Being a bit of an Anglophile I know what you were thinking, lol.


----------



## rx9s (Oct 19, 2007)

That funny.Ok Training Tippler Like Homer..


----------



## spirit wings (Mar 29, 2008)

why not just get some homers..lol..


----------



## NZ Pigeon (Nov 12, 2011)

I assume because that would be boring - Tipplers are a challenge and something to work on. Not everyone wants the easy road in life.


----------



## rx9s (Oct 19, 2007)

Yes that would be boring - Tipplers are a challenge and something to work on and make them better...


----------



## NZ Pigeon (Nov 12, 2011)

I understand rx9s, some people like to create things in life, Others purchase the best and benefit from others hard work.

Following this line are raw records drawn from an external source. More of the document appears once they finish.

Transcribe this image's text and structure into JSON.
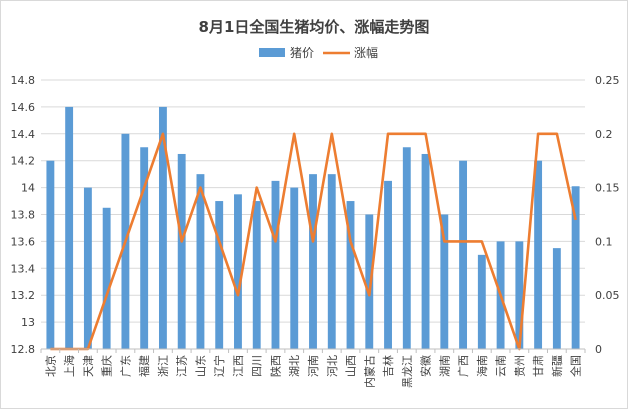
{
  "chart_data": {
    "type": "bar+line",
    "title": "8月1日全国生猪均价、涨幅走势图",
    "legend_position": "top",
    "grid": true,
    "categories": [
      "北京",
      "上海",
      "天津",
      "重庆",
      "广东",
      "福建",
      "浙江",
      "江苏",
      "山东",
      "辽宁",
      "江西",
      "四川",
      "陕西",
      "湖北",
      "河南",
      "河北",
      "山西",
      "内蒙古",
      "吉林",
      "黑龙江",
      "安徽",
      "湖南",
      "广西",
      "海南",
      "云南",
      "贵州",
      "甘肃",
      "新疆",
      "全国"
    ],
    "series": [
      {
        "name": "猪价",
        "type": "bar",
        "axis": "left",
        "color": "#5b9bd5",
        "values": [
          14.2,
          14.6,
          14.0,
          13.85,
          14.4,
          14.3,
          14.6,
          14.25,
          14.1,
          13.9,
          13.95,
          13.9,
          14.05,
          14.0,
          14.1,
          14.1,
          13.9,
          13.8,
          14.05,
          14.3,
          14.25,
          13.8,
          14.2,
          13.5,
          13.6,
          13.6,
          14.2,
          13.55,
          14.01
        ]
      },
      {
        "name": "涨幅",
        "type": "line",
        "axis": "right",
        "color": "#ed7d31",
        "values": [
          0,
          0,
          0,
          0.05,
          0.1,
          0.15,
          0.2,
          0.1,
          0.15,
          0.1,
          0.05,
          0.15,
          0.1,
          0.2,
          0.1,
          0.2,
          0.1,
          0.05,
          0.2,
          0.2,
          0.2,
          0.1,
          0.1,
          0.1,
          0.05,
          0,
          0.2,
          0.2,
          0.12
        ]
      }
    ],
    "y_left": {
      "min": 12.8,
      "max": 14.8,
      "step": 0.2,
      "ticks": [
        "12.8",
        "13",
        "13.2",
        "13.4",
        "13.6",
        "13.8",
        "14",
        "14.2",
        "14.4",
        "14.6",
        "14.8"
      ]
    },
    "y_right": {
      "min": 0,
      "max": 0.25,
      "step": 0.05,
      "ticks": [
        "0",
        "0.05",
        "0.1",
        "0.15",
        "0.2",
        "0.25"
      ]
    }
  }
}
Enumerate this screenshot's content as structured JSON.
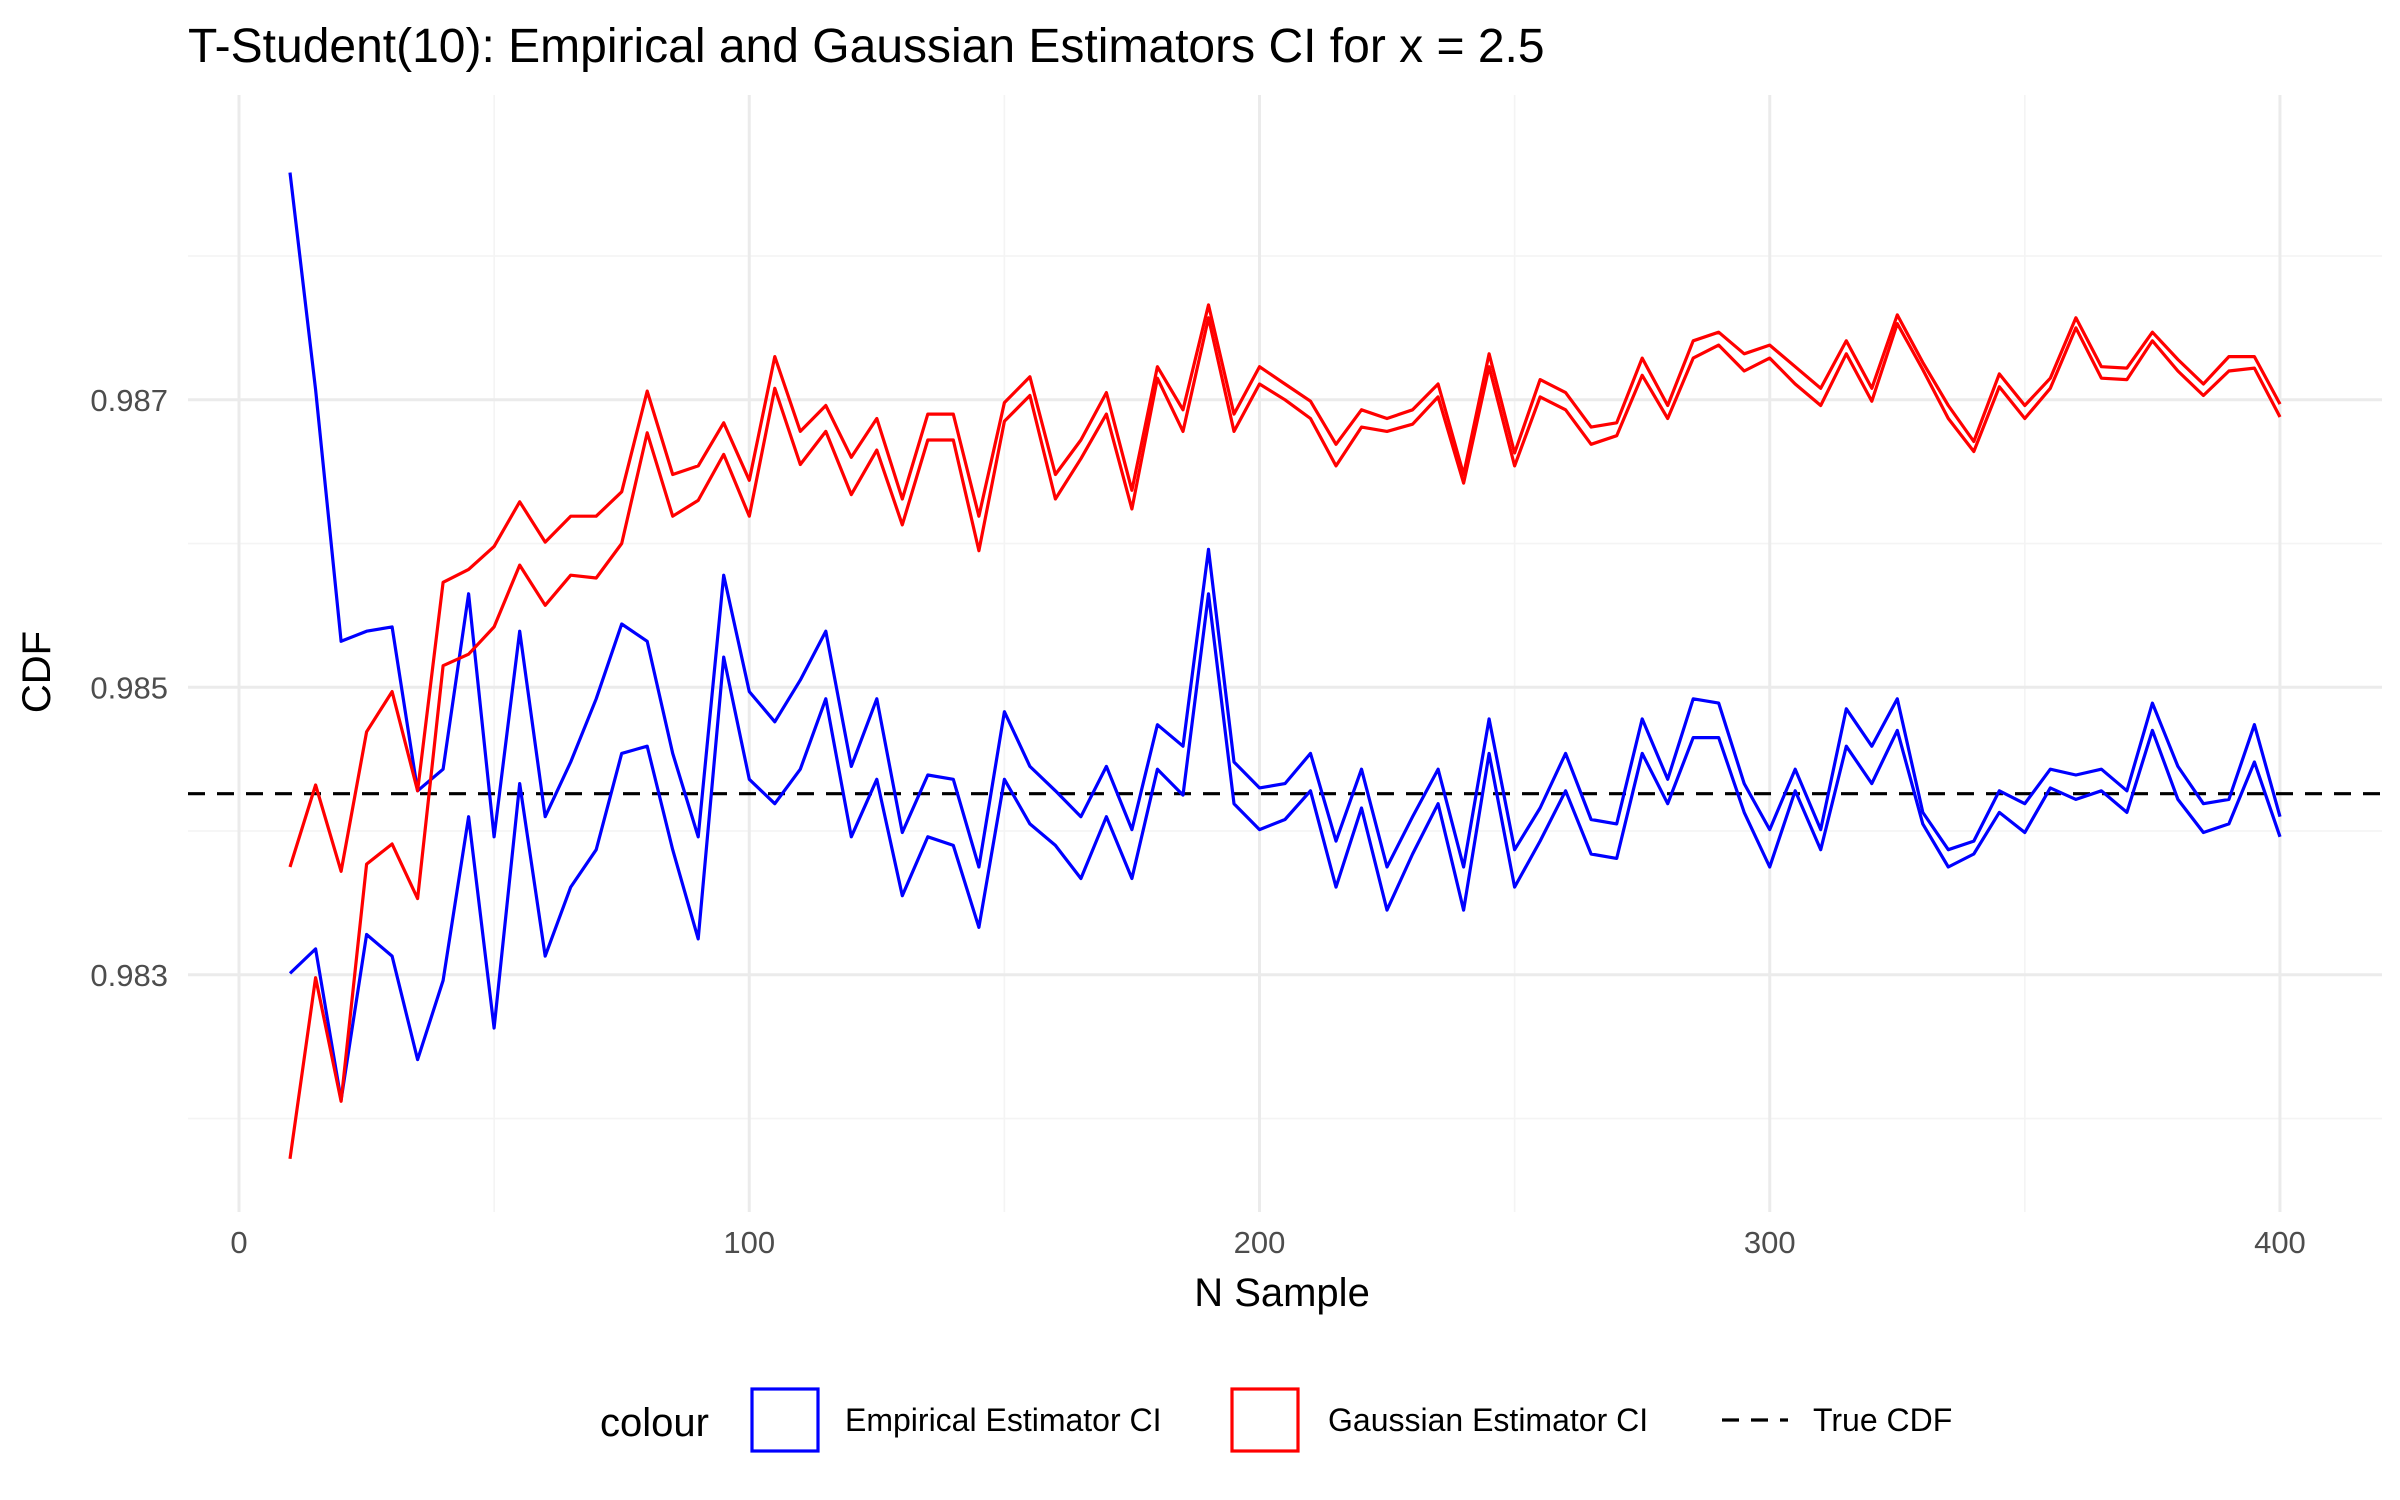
{
  "chart_data": {
    "type": "line",
    "title": "T-Student(10): Empirical and Gaussian Estimators CI for x = 2.5",
    "xlabel": "N Sample",
    "ylabel": "CDF",
    "xlim": [
      -10,
      420
    ],
    "ylim": [
      0.98135,
      0.98912
    ],
    "x_ticks": [
      0,
      100,
      200,
      300,
      400
    ],
    "x_tick_labels": [
      "0",
      "100",
      "200",
      "300",
      "400"
    ],
    "y_ticks": [
      0.983,
      0.985,
      0.987
    ],
    "y_tick_labels": [
      "0.983",
      "0.985",
      "0.987"
    ],
    "grid": true,
    "legend": {
      "title": "colour",
      "position": "bottom",
      "entries": [
        {
          "label": "Empirical Estimator CI",
          "color": "#0000ff",
          "style": "box"
        },
        {
          "label": "Gaussian Estimator CI",
          "color": "#ff0000",
          "style": "box"
        },
        {
          "label": "True CDF",
          "color": "#000000",
          "style": "dashed"
        }
      ]
    },
    "x": [
      10,
      15,
      20,
      25,
      30,
      35,
      40,
      45,
      50,
      55,
      60,
      65,
      70,
      75,
      80,
      85,
      90,
      95,
      100,
      105,
      110,
      115,
      120,
      125,
      130,
      135,
      140,
      145,
      150,
      155,
      160,
      165,
      170,
      175,
      180,
      185,
      190,
      195,
      200,
      205,
      210,
      215,
      220,
      225,
      230,
      235,
      240,
      245,
      250,
      255,
      260,
      265,
      270,
      275,
      280,
      285,
      290,
      295,
      300,
      305,
      310,
      315,
      320,
      325,
      330,
      335,
      340,
      345,
      350,
      355,
      360,
      365,
      370,
      375,
      380,
      385,
      390,
      395,
      400
    ],
    "reference_line": {
      "name": "True CDF",
      "y": 0.98426,
      "color": "#000000",
      "style": "dashed"
    },
    "series": [
      {
        "name": "Empirical Estimator CI",
        "color": "#0000ff",
        "upper": [
          0.98858,
          0.98707,
          0.98532,
          0.98539,
          0.98542,
          0.98428,
          0.98443,
          0.98565,
          0.98396,
          0.98539,
          0.9841,
          0.98448,
          0.98492,
          0.98544,
          0.98532,
          0.98454,
          0.98396,
          0.98578,
          0.98497,
          0.98476,
          0.98505,
          0.98539,
          0.98445,
          0.98492,
          0.98399,
          0.98439,
          0.98436,
          0.98375,
          0.98483,
          0.98445,
          0.98428,
          0.9841,
          0.98445,
          0.98401,
          0.98474,
          0.98459,
          0.98596,
          0.98448,
          0.9843,
          0.98433,
          0.98454,
          0.98393,
          0.98443,
          0.98375,
          0.9841,
          0.98443,
          0.98375,
          0.98478,
          0.98387,
          0.98416,
          0.98454,
          0.98408,
          0.98405,
          0.98478,
          0.98436,
          0.98492,
          0.98489,
          0.98433,
          0.98401,
          0.98443,
          0.98401,
          0.98485,
          0.98459,
          0.98492,
          0.98413,
          0.98387,
          0.98393,
          0.98428,
          0.98419,
          0.98443,
          0.98439,
          0.98443,
          0.98428,
          0.98489,
          0.98445,
          0.98419,
          0.98422,
          0.98474,
          0.9841
        ],
        "lower": [
          0.98301,
          0.98318,
          0.98213,
          0.98328,
          0.98313,
          0.98241,
          0.98296,
          0.9841,
          0.98263,
          0.98433,
          0.98313,
          0.98361,
          0.98387,
          0.98454,
          0.98459,
          0.98387,
          0.98325,
          0.98521,
          0.98436,
          0.98419,
          0.98443,
          0.98492,
          0.98396,
          0.98436,
          0.98355,
          0.98396,
          0.9839,
          0.98333,
          0.98436,
          0.98405,
          0.9839,
          0.98367,
          0.9841,
          0.98367,
          0.98443,
          0.98425,
          0.98565,
          0.98419,
          0.98401,
          0.98408,
          0.98428,
          0.98361,
          0.98416,
          0.98345,
          0.98384,
          0.98419,
          0.98345,
          0.98454,
          0.98361,
          0.98393,
          0.98428,
          0.98384,
          0.98381,
          0.98454,
          0.98419,
          0.98465,
          0.98465,
          0.98413,
          0.98375,
          0.98428,
          0.98387,
          0.98459,
          0.98433,
          0.9847,
          0.98405,
          0.98375,
          0.98384,
          0.98413,
          0.98399,
          0.9843,
          0.98422,
          0.98428,
          0.98413,
          0.9847,
          0.98422,
          0.98399,
          0.98405,
          0.98448,
          0.98396
        ]
      },
      {
        "name": "Gaussian Estimator CI",
        "color": "#ff0000",
        "upper": [
          0.98375,
          0.98432,
          0.98372,
          0.98469,
          0.98497,
          0.98428,
          0.98573,
          0.98582,
          0.98598,
          0.98629,
          0.98601,
          0.98619,
          0.98619,
          0.98636,
          0.98706,
          0.98648,
          0.98654,
          0.98684,
          0.98644,
          0.9873,
          0.98678,
          0.98696,
          0.9866,
          0.98687,
          0.98631,
          0.9869,
          0.9869,
          0.98619,
          0.98698,
          0.98716,
          0.98648,
          0.98672,
          0.98705,
          0.98637,
          0.98723,
          0.98693,
          0.98766,
          0.9869,
          0.98723,
          0.98711,
          0.98699,
          0.98669,
          0.98693,
          0.98687,
          0.98693,
          0.98711,
          0.98648,
          0.98732,
          0.98663,
          0.98714,
          0.98705,
          0.98681,
          0.98684,
          0.98729,
          0.98696,
          0.98741,
          0.98747,
          0.98732,
          0.98738,
          0.98723,
          0.98708,
          0.98741,
          0.98708,
          0.98759,
          0.98726,
          0.98696,
          0.98671,
          0.98718,
          0.98696,
          0.98715,
          0.98757,
          0.98723,
          0.98722,
          0.98747,
          0.98728,
          0.98711,
          0.9873,
          0.9873,
          0.98697
        ],
        "lower": [
          0.98172,
          0.98298,
          0.98212,
          0.98377,
          0.98391,
          0.98353,
          0.98515,
          0.98523,
          0.98542,
          0.98585,
          0.98557,
          0.98578,
          0.98576,
          0.986,
          0.98677,
          0.98619,
          0.9863,
          0.98662,
          0.98619,
          0.98708,
          0.98655,
          0.98678,
          0.98634,
          0.98665,
          0.98613,
          0.98672,
          0.98672,
          0.98595,
          0.98685,
          0.98703,
          0.98631,
          0.98659,
          0.9869,
          0.98624,
          0.98715,
          0.98678,
          0.98757,
          0.98678,
          0.98711,
          0.987,
          0.98687,
          0.98654,
          0.98681,
          0.98678,
          0.98683,
          0.98702,
          0.98642,
          0.98723,
          0.98654,
          0.98702,
          0.98693,
          0.98669,
          0.98675,
          0.98717,
          0.98687,
          0.98729,
          0.98738,
          0.9872,
          0.98729,
          0.98711,
          0.98696,
          0.98732,
          0.98699,
          0.98753,
          0.98721,
          0.98687,
          0.98664,
          0.98709,
          0.98687,
          0.98708,
          0.9875,
          0.98715,
          0.98714,
          0.98741,
          0.9872,
          0.98703,
          0.9872,
          0.98722,
          0.98688
        ]
      }
    ]
  }
}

Nothing wrong with either option, Different strokes for different folks I guess.


----------



## rx9s (Oct 19, 2007)

So true Others purchase the best and benefit from others hard work.


----------



## NZ Pigeon (Nov 12, 2011)

Yeap, Which is sweet, people get satisfaction from different things, Some people work too hard at their job to have time to do anything else but they are the ones that have the money. I am putting some cool colours into my homers as I like the reward of building something of my own, Your tipplers are probably better than my coloured homers.


----------



## rx9s (Oct 19, 2007)

Like i alway Say anybody can Buy a Good Pigeon But can they Breed a Good one.


----------



## NZ Pigeon (Nov 12, 2011)

Yeap I agree, I have had pigeons about 6-7 years and close to all the birds in my loft I have bred, Aside from some good racing homers, As far as rollers, Thieves and frillbacks go they are all bred by me or my flatmate.


----------



## hamlet (Oct 26, 2004)

*tipplers*

Hello. Have you won anything in the tippler competitions. Haw about homing pigeon or color homing pigeon race competition? I am just curious as to how good you and your birds are. I think it would be great for the tippler hobby to have good birds with good homing trait because you never know when a hawk or bad weather will show up and scatter the birds to distant places. Thanks.


----------



## rx9s (Oct 19, 2007)

Never tired My tippler in competitions.I dont have homers


----------



## 95SPORTSTER (Jun 30, 2011)

here is a link to a guy tossing his tipplers from 30 miles and out!
www.tossingtipplers.com


----------